Music: Susanna and the Magical Orchestra: Melody Mountain (2006)
This post continues my assessment of the best pop albums of this past year. So far I’ve noted some trends among my favorites: a return to thinking about music-making as the production of albums and the fashionability of male falsetto harmonics. I’m not sure what to make of the latter, but a lot of folks’ favorites (like the Fleet Foxes) feature manly high-voices. Hmm.

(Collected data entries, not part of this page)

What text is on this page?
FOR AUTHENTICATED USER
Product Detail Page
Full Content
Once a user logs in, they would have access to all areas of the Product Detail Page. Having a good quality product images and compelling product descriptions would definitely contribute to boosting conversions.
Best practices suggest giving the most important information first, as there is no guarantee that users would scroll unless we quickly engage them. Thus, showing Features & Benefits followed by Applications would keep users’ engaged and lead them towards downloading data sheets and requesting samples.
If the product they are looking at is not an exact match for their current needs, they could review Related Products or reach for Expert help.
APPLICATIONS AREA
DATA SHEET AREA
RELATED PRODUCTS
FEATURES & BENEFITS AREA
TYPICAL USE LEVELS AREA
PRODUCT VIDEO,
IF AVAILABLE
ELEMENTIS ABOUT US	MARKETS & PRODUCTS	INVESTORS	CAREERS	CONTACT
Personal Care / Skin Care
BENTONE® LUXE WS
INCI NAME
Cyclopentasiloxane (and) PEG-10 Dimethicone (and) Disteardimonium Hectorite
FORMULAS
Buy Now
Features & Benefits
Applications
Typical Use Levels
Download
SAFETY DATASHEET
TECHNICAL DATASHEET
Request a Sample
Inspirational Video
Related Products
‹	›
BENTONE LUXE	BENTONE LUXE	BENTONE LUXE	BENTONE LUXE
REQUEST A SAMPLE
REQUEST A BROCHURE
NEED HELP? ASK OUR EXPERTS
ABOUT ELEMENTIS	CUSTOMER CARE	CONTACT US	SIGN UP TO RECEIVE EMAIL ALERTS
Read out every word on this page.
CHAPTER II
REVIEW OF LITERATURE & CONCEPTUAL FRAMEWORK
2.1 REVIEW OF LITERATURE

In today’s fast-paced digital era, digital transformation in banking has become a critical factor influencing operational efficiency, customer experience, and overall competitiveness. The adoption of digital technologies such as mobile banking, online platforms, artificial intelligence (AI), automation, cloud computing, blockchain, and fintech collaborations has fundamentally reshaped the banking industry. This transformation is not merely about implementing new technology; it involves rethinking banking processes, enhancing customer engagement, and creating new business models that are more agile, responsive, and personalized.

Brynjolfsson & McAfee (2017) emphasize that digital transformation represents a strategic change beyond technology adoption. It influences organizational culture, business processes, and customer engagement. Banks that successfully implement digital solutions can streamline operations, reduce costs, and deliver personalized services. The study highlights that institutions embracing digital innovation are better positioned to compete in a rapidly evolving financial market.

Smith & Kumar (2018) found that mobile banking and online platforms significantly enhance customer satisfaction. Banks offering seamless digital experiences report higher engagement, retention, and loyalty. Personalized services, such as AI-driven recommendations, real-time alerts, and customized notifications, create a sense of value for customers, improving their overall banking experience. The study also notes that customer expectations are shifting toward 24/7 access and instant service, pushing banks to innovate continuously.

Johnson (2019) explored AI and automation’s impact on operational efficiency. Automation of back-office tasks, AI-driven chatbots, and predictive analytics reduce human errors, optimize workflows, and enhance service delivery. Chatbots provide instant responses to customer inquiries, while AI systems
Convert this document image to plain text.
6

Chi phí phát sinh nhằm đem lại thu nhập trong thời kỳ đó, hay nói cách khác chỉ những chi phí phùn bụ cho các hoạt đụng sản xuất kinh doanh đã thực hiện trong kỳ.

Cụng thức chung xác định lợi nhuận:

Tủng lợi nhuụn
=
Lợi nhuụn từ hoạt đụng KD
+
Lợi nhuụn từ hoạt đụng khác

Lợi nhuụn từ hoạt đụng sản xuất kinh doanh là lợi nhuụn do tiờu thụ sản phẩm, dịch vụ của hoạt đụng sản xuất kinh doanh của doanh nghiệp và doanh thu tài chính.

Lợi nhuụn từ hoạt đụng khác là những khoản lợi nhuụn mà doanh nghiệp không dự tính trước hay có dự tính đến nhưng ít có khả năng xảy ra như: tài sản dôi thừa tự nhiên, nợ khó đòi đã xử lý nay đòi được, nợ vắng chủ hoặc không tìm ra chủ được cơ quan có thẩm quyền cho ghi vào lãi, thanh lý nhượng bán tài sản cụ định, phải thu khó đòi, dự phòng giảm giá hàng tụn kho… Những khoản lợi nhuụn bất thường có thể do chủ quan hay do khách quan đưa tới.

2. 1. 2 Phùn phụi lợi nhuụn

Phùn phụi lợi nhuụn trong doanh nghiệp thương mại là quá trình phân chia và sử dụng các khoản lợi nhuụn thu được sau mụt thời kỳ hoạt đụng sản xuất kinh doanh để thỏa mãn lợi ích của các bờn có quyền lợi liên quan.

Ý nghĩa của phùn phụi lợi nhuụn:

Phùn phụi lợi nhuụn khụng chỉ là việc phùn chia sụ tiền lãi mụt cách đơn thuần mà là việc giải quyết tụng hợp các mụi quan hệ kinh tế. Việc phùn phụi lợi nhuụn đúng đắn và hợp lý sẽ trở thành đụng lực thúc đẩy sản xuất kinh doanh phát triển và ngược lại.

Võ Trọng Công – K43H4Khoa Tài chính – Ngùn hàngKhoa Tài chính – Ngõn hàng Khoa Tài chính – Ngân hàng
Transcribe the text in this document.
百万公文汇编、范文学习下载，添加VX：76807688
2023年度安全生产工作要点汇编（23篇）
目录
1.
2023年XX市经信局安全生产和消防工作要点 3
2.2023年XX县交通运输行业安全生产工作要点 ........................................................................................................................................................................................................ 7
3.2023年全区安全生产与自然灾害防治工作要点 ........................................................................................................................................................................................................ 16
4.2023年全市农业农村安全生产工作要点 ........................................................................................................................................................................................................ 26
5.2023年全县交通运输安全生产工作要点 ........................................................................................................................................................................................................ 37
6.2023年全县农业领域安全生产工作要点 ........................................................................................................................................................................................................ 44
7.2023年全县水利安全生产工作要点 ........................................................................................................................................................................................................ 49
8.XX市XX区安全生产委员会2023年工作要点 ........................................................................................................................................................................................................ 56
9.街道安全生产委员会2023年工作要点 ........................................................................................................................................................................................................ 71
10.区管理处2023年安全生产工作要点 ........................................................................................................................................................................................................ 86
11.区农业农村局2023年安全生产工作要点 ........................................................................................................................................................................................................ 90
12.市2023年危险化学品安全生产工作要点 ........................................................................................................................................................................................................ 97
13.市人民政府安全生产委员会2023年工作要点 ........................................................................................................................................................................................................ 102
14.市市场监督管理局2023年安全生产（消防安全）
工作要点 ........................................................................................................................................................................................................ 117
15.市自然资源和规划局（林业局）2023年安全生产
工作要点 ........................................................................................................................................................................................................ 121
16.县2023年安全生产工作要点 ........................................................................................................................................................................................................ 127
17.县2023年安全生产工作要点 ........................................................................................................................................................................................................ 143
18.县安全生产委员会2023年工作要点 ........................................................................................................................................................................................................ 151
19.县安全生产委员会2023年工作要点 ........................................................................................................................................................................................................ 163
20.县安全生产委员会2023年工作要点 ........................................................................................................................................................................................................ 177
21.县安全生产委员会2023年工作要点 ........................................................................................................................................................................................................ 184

Hercules and Love Affair: self-titled
The final track on this fantastic, intellectual dance record is an homage to the Muppets band, Dr. Teeth and Electric Mayhem. Need I say more? Well, I suppose so: this is a really interesting, upbeat-but-melancholic dance album that reminds one of the old acid/soul/house/electro-funk era (back when I was a high school clubber: think Inner City, Kyper, Egyptian Lover) with some slower grooves thrown in for variety. A number of tracks feature Anthony Hagerty (Antony and the Johnsons), like the opening “Free Will,” overdubbed with a chorus of himself hitting some high notes at the end in desperation. Another track featuring Hagerty—one of my favorite vocalists these days—is “Bling,” which features a Van Helden-esque disco-bass groove, brass riffs, and lots of tambourine. This album is super-queer in its sensibility, both danceable but earphone-on-the-plane friendly. You need it for your New Year’s Eve party.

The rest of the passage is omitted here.